The cloud makes Big Data available to anyone, providing the management and infrastructure needed at a reduced price. Instead of running and maintaining the servers itself, a company can pay for only the resources that they need. But this can still be inefficient. Without autoscaling, a company that runs Spark on the cloud is not effectively using all its resources 100% of the time. This means between jobs the worker nodes are sitting around unused. Being able to scale up resources to match workloads, and then scale them down again when the workload is finished, provides valuable cost savings.

Autoscaling and Provisioning

The most cost-efficient way to run an application on the cloud is to use auto-scaling to provision additional resources dynamically within minutes, minimizing unused computing time. This scaling works well with Big Data, which often has inconsistent workloads. A great tool for provisioning and scaling on the cloud is Kubernetes, which is supported across all the major cloud providers (and can be run locally as well). Kubernetes is a container orchestration platform for deploying, scaling and monitoring containers, and it is also a great match for Big Data. The latest versions of Spark support direct integration with Kubernetes as a scheduler, replacing YARN.

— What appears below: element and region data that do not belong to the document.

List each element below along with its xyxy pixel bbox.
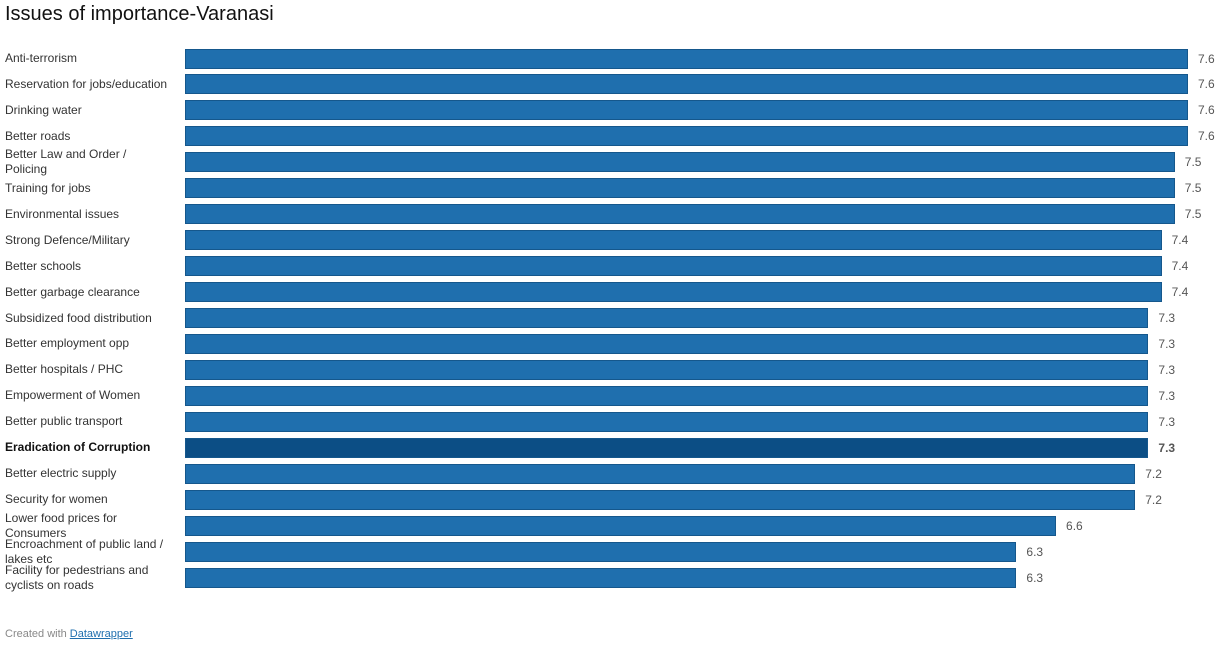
bar — [185, 74, 1188, 95]
category-label: Drinking water — [5, 102, 82, 117]
category-label: Better Law and Order / Policing — [5, 147, 127, 177]
category-label: Better electric supply — [5, 466, 117, 481]
value-label: 7.6 — [1198, 103, 1215, 118]
value-label: 7.4 — [1171, 259, 1189, 274]
value-label: 7.2 — [1145, 466, 1162, 481]
value-label: 7.2 — [1145, 492, 1162, 507]
category-label: Facility for pedestrians and cyclists on… — [5, 562, 149, 592]
category-label: Reservation for jobs/education — [5, 76, 168, 91]
bar — [185, 515, 1057, 536]
value-label: 7.3 — [1158, 362, 1176, 377]
value-label: 7.3 — [1158, 414, 1176, 429]
bar — [185, 256, 1162, 277]
category-label: Better roads — [5, 128, 71, 143]
footer-text: Created with — [5, 628, 67, 640]
category-label: Strong Defence/Military — [5, 232, 130, 247]
value-label: 7.5 — [1184, 181, 1202, 196]
category-label: Eradication of Corruption — [5, 440, 151, 455]
bar — [185, 126, 1188, 147]
bar — [185, 100, 1188, 121]
bar — [185, 282, 1162, 303]
category-label: Environmental issues — [5, 206, 120, 221]
category-label: Lower food prices for Consumers — [5, 510, 118, 540]
footer: Created with Datawrapper — [5, 628, 133, 640]
bar — [185, 178, 1175, 199]
value-label: 6.3 — [1026, 570, 1044, 585]
bar — [185, 204, 1175, 225]
value-label: 6.6 — [1066, 518, 1083, 533]
bar — [185, 308, 1149, 328]
category-label: Better garbage clearance — [5, 284, 140, 299]
bar — [185, 541, 1017, 562]
value-label: 7.3 — [1158, 336, 1176, 351]
bar — [185, 385, 1149, 406]
value-label: 7.3 — [1158, 311, 1176, 325]
value-label: 7.6 — [1198, 51, 1215, 66]
value-label: 7.4 — [1171, 285, 1189, 300]
category-label: Empowerment of Women — [5, 388, 141, 403]
bar — [185, 567, 1017, 588]
category-label: Better schools — [5, 258, 82, 273]
bar — [185, 230, 1162, 251]
bar — [185, 437, 1149, 458]
category-label: Better hospitals / PHC — [5, 362, 124, 377]
value-label: 7.5 — [1184, 155, 1202, 170]
bar — [185, 48, 1188, 69]
value-label: 7.5 — [1184, 207, 1202, 222]
category-label: Security for women — [5, 492, 108, 507]
bar — [185, 152, 1175, 173]
value-label: 6.3 — [1026, 544, 1044, 559]
bar — [185, 359, 1149, 380]
category-label: Encroachment of public land / lakes etc — [5, 536, 164, 566]
category-label: Better public transport — [5, 414, 123, 429]
category-label: Training for jobs — [5, 180, 91, 195]
bar — [185, 411, 1149, 432]
category-label: Better employment opp — [5, 336, 130, 351]
value-label: 7.4 — [1171, 233, 1189, 248]
value-label: 7.3 — [1158, 440, 1176, 455]
category-label: Subsidized food distribution — [5, 310, 152, 325]
bar — [185, 489, 1136, 510]
footer-link[interactable]: Datawrapper — [69, 628, 133, 640]
category-label: Anti-terrorism — [5, 51, 78, 65]
chart-title: Issues of importance-Varanasi — [5, 3, 274, 25]
value-label: 7.3 — [1158, 388, 1176, 403]
bar — [185, 333, 1149, 354]
value-label: 7.6 — [1198, 77, 1215, 92]
value-label: 7.6 — [1198, 129, 1215, 144]
bar — [185, 463, 1136, 484]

Now instead of just assigning jobs to an array of machines, Kubernetes, along with the autoscaling groups available from cloud providers, can request additional resources, and allocate those resources intelligently to Spark to process the job. This integration provides many benefits; in addition to the ability to autoscale, it also makes it easy to run multiple Spark applications in full isolation from each other. A single Kubernetes cluster can be used by a variety of Spark applications (even different versions of Spark), without conflicts. It also makes Spark cloud-agnostic, allowing Spark to run on a variety of cloud providers.

At Synchronoss, our Synchronoss Insights Platform (SIP) is a tool that uses Spark for processing Big Data. SIP accepts data, performs ETL (Extract, Transform, Load) on it, and then provides an intuitive UI to perform analysis on the data, building custom charts and graphs as needed. We are currently updating SIP to run on Kubernetes, helping us achieve many of the benefits listed above.